- Creating a society that breaks away from power imbalances and discrimination based on gender, race, age, ability, and other qualities.
- Building an Australia where the voices, experiences, needs and dreams of the most under-served and marginalized are valued and taken into account.
- Making amends with First Nations people and committing to supporting a meaningful, Indigenous led voice, establishing treaties, and seeking truth as foundations for our society.
- Valuing, loving, respecting, caring for and listening to every person as their true selves, without limitations or unfair treatment.
- Recognising gender and other aspects of identity as sources of uniqueness, and strength that can contribute to a vibrant society through collaboration.
- Embracing the importance of care in all aspects of society – social, economic, political, and cultural – and acknowledging its value beyond monetary worth.
- Supporting and celebrating diverse family structures that exist outside traditional norms, allowing love, care, guidance, and support from extended networks.
- Seeing individuals in workplaces as human beings first, not just as economic units.
- Supporting those who choose not to work, ensuring they can live healthy and dignified lives without being stigmatized.

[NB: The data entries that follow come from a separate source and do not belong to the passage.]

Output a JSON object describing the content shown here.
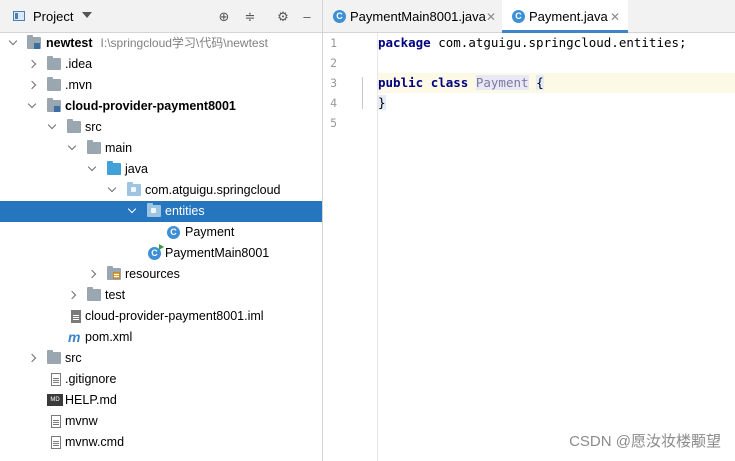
{
  "project_panel": {
    "title": "Project",
    "buttons": [
      "locate-icon",
      "collapse-icon",
      "gear-icon",
      "hide-icon"
    ],
    "tree": [
      {
        "label": "newtest",
        "path": "I:\\springcloud学习\\代码\\newtest",
        "bold": true,
        "expanded": true,
        "icon": "module-folder"
      },
      {
        "label": ".idea",
        "expanded": false,
        "icon": "folder"
      },
      {
        "label": ".mvn",
        "expanded": false,
        "icon": "folder"
      },
      {
        "label": "cloud-provider-payment8001",
        "bold": true,
        "expanded": true,
        "icon": "module-folder"
      },
      {
        "label": "src",
        "expanded": true,
        "icon": "folder"
      },
      {
        "label": "main",
        "expanded": true,
        "icon": "folder"
      },
      {
        "label": "java",
        "expanded": true,
        "icon": "source-folder"
      },
      {
        "label": "com.atguigu.springcloud",
        "expanded": true,
        "icon": "package"
      },
      {
        "label": "entities",
        "expanded": true,
        "selected": true,
        "icon": "package"
      },
      {
        "label": "Payment",
        "icon": "class"
      },
      {
        "label": "PaymentMain8001",
        "icon": "runnable-class"
      },
      {
        "label": "resources",
        "expanded": false,
        "icon": "resources-folder"
      },
      {
        "label": "test",
        "expanded": false,
        "icon": "folder"
      },
      {
        "label": "cloud-provider-payment8001.iml",
        "icon": "iml-file"
      },
      {
        "label": "pom.xml",
        "icon": "maven-file"
      },
      {
        "label": "src",
        "expanded": false,
        "icon": "folder"
      },
      {
        "label": ".gitignore",
        "icon": "gitignore-file"
      },
      {
        "label": "HELP.md",
        "icon": "markdown-file"
      },
      {
        "label": "mvnw",
        "icon": "text-file"
      },
      {
        "label": "mvnw.cmd",
        "icon": "text-file"
      }
    ]
  },
  "editor": {
    "tabs": [
      {
        "label": "PaymentMain8001.java",
        "active": false
      },
      {
        "label": "Payment.java",
        "active": true
      }
    ],
    "line_numbers": [
      "1",
      "2",
      "3",
      "4",
      "5"
    ],
    "code": {
      "line1_kw": "package",
      "line1_rest": " com.atguigu.springcloud.entities;",
      "line3_kw1": "public",
      "line3_kw2": "class",
      "line3_cls": "Payment",
      "line3_brace": "{",
      "line4_brace": "}"
    }
  },
  "watermark": "CSDN @愿汝妆楼颙望",
  "colors": {
    "selection": "#2675bf",
    "keyword": "#000080",
    "active_tab": "#4083c9"
  }
}
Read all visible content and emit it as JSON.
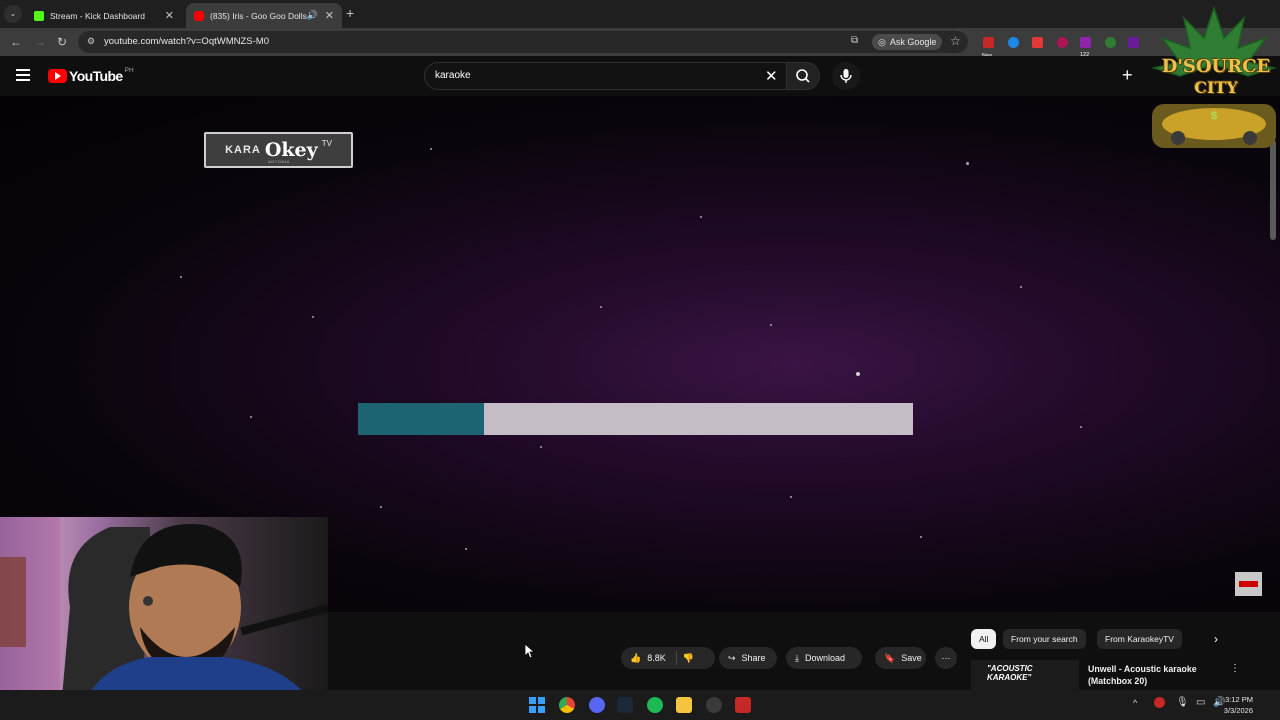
{
  "browser": {
    "tabs": [
      {
        "title": "Stream - Kick Dashboard",
        "favicon_color": "#53fc18"
      },
      {
        "title": "(835) Iris - Goo Goo Dolls (K",
        "favicon_color": "#ff0000"
      }
    ],
    "new_tab_label": "+",
    "url": "youtube.com/watch?v=OqtWMNZS-M0",
    "ask_google_label": "Ask Google",
    "extension_badge": "122",
    "extension_new_label": "New"
  },
  "youtube": {
    "logo_text": "YouTube",
    "country_code": "PH",
    "search_value": "karaoke"
  },
  "video": {
    "logo_kara": "KARA",
    "logo_okey": "Okey",
    "logo_tv": "TV",
    "logo_sub": "ANTONIA",
    "progress_fraction": 0.227,
    "progress_colors": {
      "fill": "#1d6473",
      "track": "#c4bdc6"
    }
  },
  "badge": {
    "line1": "D'SOURCE",
    "line2": "CITY"
  },
  "actions": {
    "like_count": "8.8K",
    "share_label": "Share",
    "download_label": "Download",
    "save_label": "Save"
  },
  "chips": {
    "all": "All",
    "from_search": "From your search",
    "from_channel": "From KaraokeyTV"
  },
  "recommendation": {
    "thumb_text": "\"ACOUSTIC KARAOKE\"",
    "title": "Unwell - Acoustic karaoke (Matchbox 20)"
  },
  "taskbar": {
    "time": "3:12 PM",
    "date": "3/3/2026"
  },
  "accent": {
    "youtube_red": "#ff0000",
    "kick_green": "#53fc18"
  }
}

- Fairly distributing resources, opportunities and power throughout society.
- Working towards the elimination and incomprehensibility of violence against women and people of diverse genders in a gender equal Australia.
A gender equality definition refers to treating individuals of different genders equally, ensuring that all genders have equal rights, opportunities and access to resources. It advocates for the elimination of discrimination and biases based on gender, aiming to create a society where everyone, regardless of their gender, enjoys the same rights and privileges.
While gender equality is an important objective, to truly understand how we might achieve it we must also engage with the concept of gender equity, which recognises how different genders may have different needs, circumstances and disadvantages due to historical, social, and economic factors. It acknowledges that achieving true equality may require addressing underlying inequalities and providing specific support and resources to marginalized or disadvantaged groups.
In addition, gender justice signifies the achievement of both gender equity (equal distribution of resources, access, opportunities, according to need) and gender equality (equal outcomes for all). It is an ambitious and intersectional approach centering the diverse needs, experiences, and aspirations of people most impacted by discrimination and oppression.
We think of gender justice as a ‘shared priority’ of government, business and the community. It must underpin every decision that is made, every action that is taken, and every dollar that is spent.
Government can help achieve gender justice by bringing community members of all genders, intersectional backgrounds and geographic locations into decision-making via processes such as participatory, gender-responsive budgeting and citizens assemblies.
These citizen-centered processes should enable the government to implement policy that:
- Provides a universal basic income and suite of universal basic services free to all citizens.
- Embeds ‘care’ as the central tenant of all government work.
- Makes paid parental leave more equitable for both parents.
- Removes mutual obligations from social support payments.
- Ensures that support for immigrants and refugees is covered in policies.
Businesses can help achieve gender justice by:
- Implementing paid carers’ leave and workplace flexibility for every employee, regardless of their gender.
- Introducing menstruation and menopause wellbeing policies, including paid days off and working from home arrangements.
- Integrating other forms of leave that support holistic wellbeing, such as leave for gender transition, fertility treatment, volunteering, studying, cultural observations and obligations and pet adoption.
- Combatting racial discrimination through accessible, supportive and accountable racism complaints procedures.
- Dedicating time and resources to creating a reconciliation action plan and a gender equity plan.
Communities can help achieve gender justice by:
- Actively and unapologetically challenging stigma and stereotypes in every sphere of life.
- Practicing solidarity with individuals and communities experiencing intersectional forms of inequity.
- Guaranteeing equitable access to resources, opportunities, and social connection for all people.
- Creating, valuing, and sharing inclusive, safe, and accessible public and private spaces, including schools, parks, gardens, and sporting facilities.
- Building a movement around, and committing to radical love – caring, cooperation, community and connectedness to each other and to our environment – as a cherished and common anchor for a new national culture.